Le papa était sorti et appelait, de sa grosse voix, Myrtille. Rien ! Pas même un miaulement ! Le papa rentra tout penaud.

Il regarda sa fille et pour combler le vide qui s’installait, il lui dit:

– Tu sais, ma chérie, les chats sont comme ça. Ils profitent du temps qui passe en ne changeant rien de leurs habitudes. Et puis, un jour, ils sont étourdis et un rien les pousse à l’aventure. Parfois même, les chats qui vivent près de la nature, s’ils sont en grande souffrance, s’ils sont malades par exemple, ils s’en vont en silence et disparaissent sans rien dire pour ne pas faire de peine aux humains…

Myrtha s’effondra.

– Merci papa ! Ce que tu me dis-là est tellement réconfortant ! Tellement sensible et tellement… tellement… Tu es le roi des papas stupides et cruels !

Myrtha s’enfuit en sanglots et monta dans sa chambre.
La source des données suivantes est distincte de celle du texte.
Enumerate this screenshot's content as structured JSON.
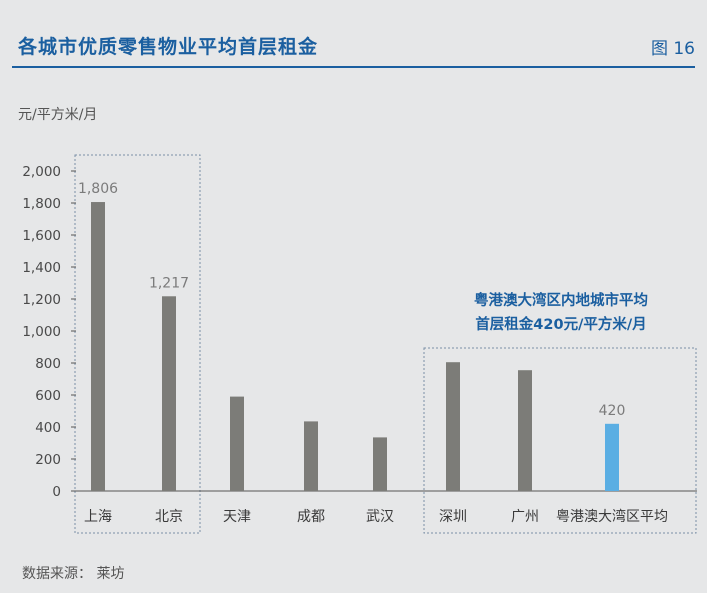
{
  "header": {
    "title": "各城市优质零售物业平均首层租金",
    "figure_label": "图 16",
    "unit": "元/平方米/月",
    "source": "数据来源：  莱坊"
  },
  "colors": {
    "accent": "#1b5fa0",
    "bar": "#7c7c78",
    "highlight_bar": "#5aaee3",
    "box": "#7a8fa6"
  },
  "chart_data": {
    "type": "bar",
    "categories": [
      "上海",
      "北京",
      "天津",
      "成都",
      "武汉",
      "深圳",
      "广州",
      "粤港澳大湾区平均"
    ],
    "values": [
      1806,
      1217,
      590,
      435,
      335,
      805,
      755,
      420
    ],
    "data_labels": [
      "1,806",
      "1,217",
      "",
      "",
      "",
      "",
      "",
      "420"
    ],
    "highlight": [
      false,
      false,
      false,
      false,
      false,
      false,
      false,
      true
    ],
    "ylim": [
      0,
      2000
    ],
    "yticks": [
      0,
      200,
      400,
      600,
      800,
      1000,
      1200,
      1400,
      1600,
      1800,
      2000
    ],
    "ytick_labels": [
      "0",
      "200",
      "400",
      "600",
      "800",
      "1,000",
      "1,200",
      "1,400",
      "1,600",
      "1,800",
      "2,000"
    ],
    "ylabel": "元/平方米/月",
    "grid": false,
    "annotation": [
      "粤港澳大湾区内地城市平均",
      "首层租金420元/平方米/月"
    ]
  }
}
Papa était triste mais il avait raison.

Cher Petit Papa Noël

Calendrier de l’Avent : conte du 6 décembrel

Il était une fois un petit enfant qui croyait au pouvoir extraordinaire du père Noël. Cet enfant c’était moi, Kurt. Tout petit, je pensais que le simple fait de rêver à un jouet suffisait pour le créer. J’étais super étonné que chaque année quand je pensais à un cadeau de Noël, c’est exactement ce que je recevais au pied de mon sapin.

Le simple fait d’imaginer une voiture rouge permettait de la fabriquer et un de tes amis, cher Père Noel, me l’apportait.

Très jeune, on m’a parlé de Léonard de Vinci. Il avait regardé un oiseau et il avait pensé soudain à l’avion et au parachute. Il en avait fait aussitôt des dessins pour les faire exister.

Cette croyance m’a conduit un peu plus tard à penser à l’origine de notre univers. N’y aurait-il pas un immense être humain qui aurait pensé à un univers en évolution et dont la pensée se serait mise en œuvre pour faire exister l’univers dans lequel nous sommes ?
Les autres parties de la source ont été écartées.